How to Improve Spatial Causal Prediction?

Scaling Up Model Size. Larger models consistently provide the strongest gains on SCP-Bench. While small-scale increases can be noisy, substantial scale jumps deliver clear improvements, making scale-up the most reliable baseline strategy.

Reasoning Strategies (CoT / Self-Think). Enabling think-mode does not yield consistent improvements; in fact, most models exhibit slight performance degradation, likely due to overextended reasoning chains that introduce noise and divert attention from essential spatial cues.

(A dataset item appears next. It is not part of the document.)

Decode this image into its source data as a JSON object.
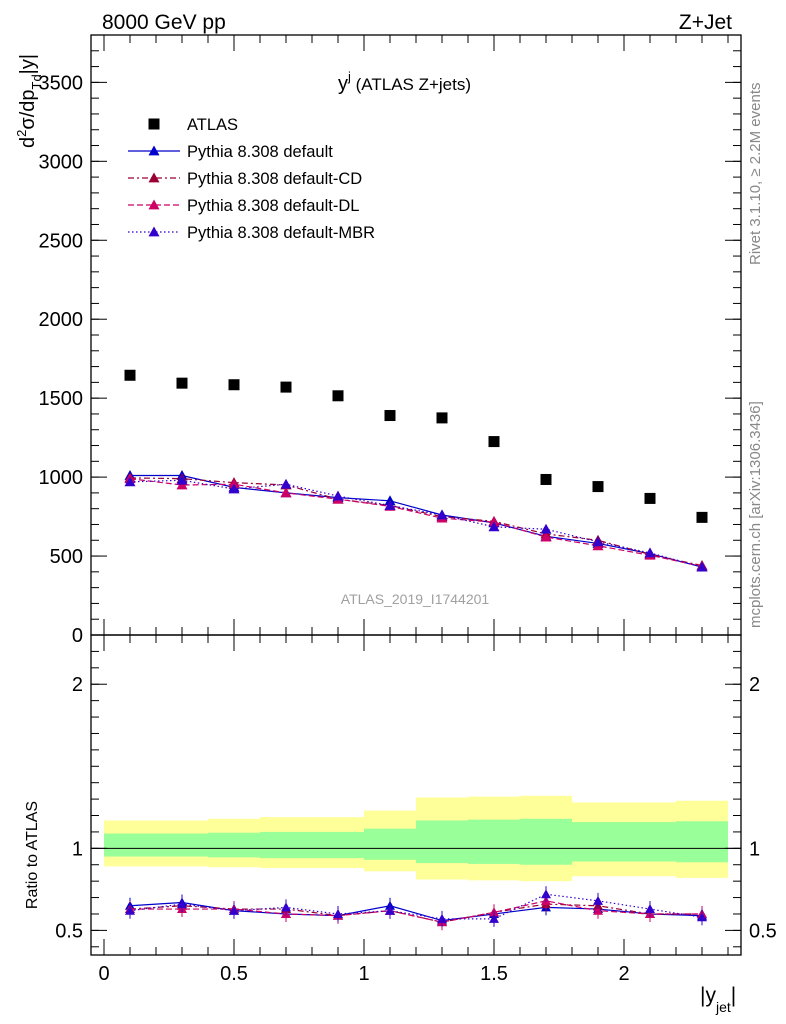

Perception Enhancement. To address the limited perceptual capability of MLLMs, we explore several mechanisms designed to enhance spatial perception: (1) generating dense captions of the input video clip to enrich scene perception, and (2) constructing spatial-interaction graphs via prompts that capture key objects, environmental elements, and their spatial and interaction relations. These perception enhancement strategies lead to only marginal improvements overall, with noticeable gains primarily in specific tasks such as Appearance Order and Relative Speed. The models fail to leverage spatial-interaction graphs for accurate spatial causal reasoning. When using dense captions to enhance input, the models also exhibit limited benefit, suggesting these perception-level augmentations alone are insufficient to substantially boost spatial causal reasoning.

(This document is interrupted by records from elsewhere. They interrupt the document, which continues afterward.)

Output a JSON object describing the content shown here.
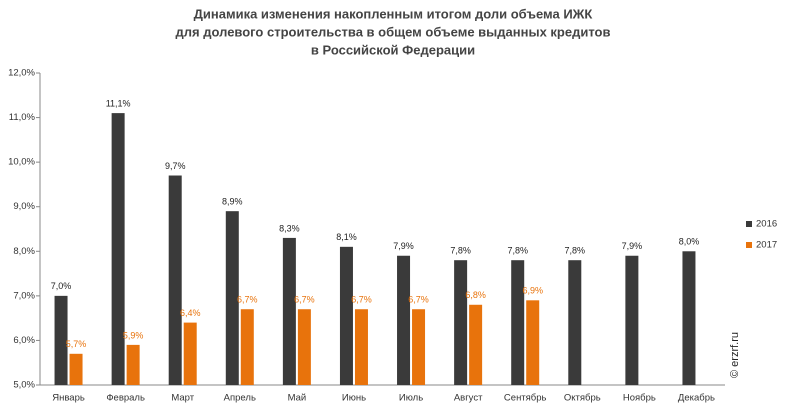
{
  "chart_data": {
    "type": "bar",
    "title": [
      "Динамика изменения накопленным итогом доли объема ИЖК",
      "для долевого строительства  в общем объеме выданных кредитов",
      "в Российской  Федерации"
    ],
    "categories": [
      "Январь",
      "Февраль",
      "Март",
      "Апрель",
      "Май",
      "Июнь",
      "Июль",
      "Август",
      "Сентябрь",
      "Октябрь",
      "Ноябрь",
      "Декабрь"
    ],
    "series": [
      {
        "name": "2016",
        "color": "#3a3a3a",
        "values": [
          7.0,
          11.1,
          9.7,
          8.9,
          8.3,
          8.1,
          7.9,
          7.8,
          7.8,
          7.8,
          7.9,
          8.0
        ],
        "value_labels": [
          "7,0%",
          "11,1%",
          "9,7%",
          "8,9%",
          "8,3%",
          "8,1%",
          "7,9%",
          "7,8%",
          "7,8%",
          "7,8%",
          "7,9%",
          "8,0%"
        ]
      },
      {
        "name": "2017",
        "color": "#e8730c",
        "values": [
          5.7,
          5.9,
          6.4,
          6.7,
          6.7,
          6.7,
          6.7,
          6.8,
          6.9,
          null,
          null,
          null
        ],
        "value_labels": [
          "5,7%",
          "5,9%",
          "6,4%",
          "6,7%",
          "6,7%",
          "6,7%",
          "6,7%",
          "6,8%",
          "6,9%",
          null,
          null,
          null
        ]
      }
    ],
    "ylim": [
      5,
      12
    ],
    "yticks": [
      {
        "value": 5,
        "label": "5,0%"
      },
      {
        "value": 6,
        "label": "6,0%"
      },
      {
        "value": 7,
        "label": "7,0%"
      },
      {
        "value": 8,
        "label": "8,0%"
      },
      {
        "value": 9,
        "label": "9,0%"
      },
      {
        "value": 10,
        "label": "10,0%"
      },
      {
        "value": 11,
        "label": "11,0%"
      },
      {
        "value": 12,
        "label": "12,0%"
      }
    ],
    "grid": false,
    "legend": "right",
    "watermark": "© erzrf.ru"
  }
}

Unseen Causal Scaffolds. We investigate which types of unseen spatial causal scaffolds are able to effectively enhance reasoning performance. Specifically, we evaluate three forms of auxiliary information: textual descriptions generated by GPT-5, the future spatial images produced by FLUX.1-dev-12B, and the future causal videos generated by Wan2.2-TI2V-5B. Incorporating textual future predictions consistently improves performance across all tasks, likely because MLLMs are inherently more adept at processing and reasoning over textual information. In contrast, image- and video-based scaffolds provide limited gains, likely due to input length constraints, modality noise, and the inherent perception limitations of current MLLMs. Nevertheless, videos outperform images in dynamic-related tasks (e.g., Relative Size and Spatial State), benefiting from their richer temporal cues.

Key Takeaways

Scaling up model size yields the most consistent gains on SCP.
Unseen spatial causal scaffolds can effectively improve performance.
Vanilla CoT and self-thinking provide only limited average gains.

Conclusion

We introduce Spatial Causal Prediction (SCP) and SCP-Bench, establishing a new paradigm for predictive spatial reasoning beyond visible scenes. Extensive evaluations indicate that current MLLMs remain far from human-level performance, performing better on past inference than future prediction, and relying mainly on perceptual cues. In-depth controlled analyses show that reasoning, rather than perception, constitutes the major bottleneck. While explicit reasoning and structured spatial representations bring limited gains, notably scaling up and integrating causal scaffolds offer a promising path for better SCP performance.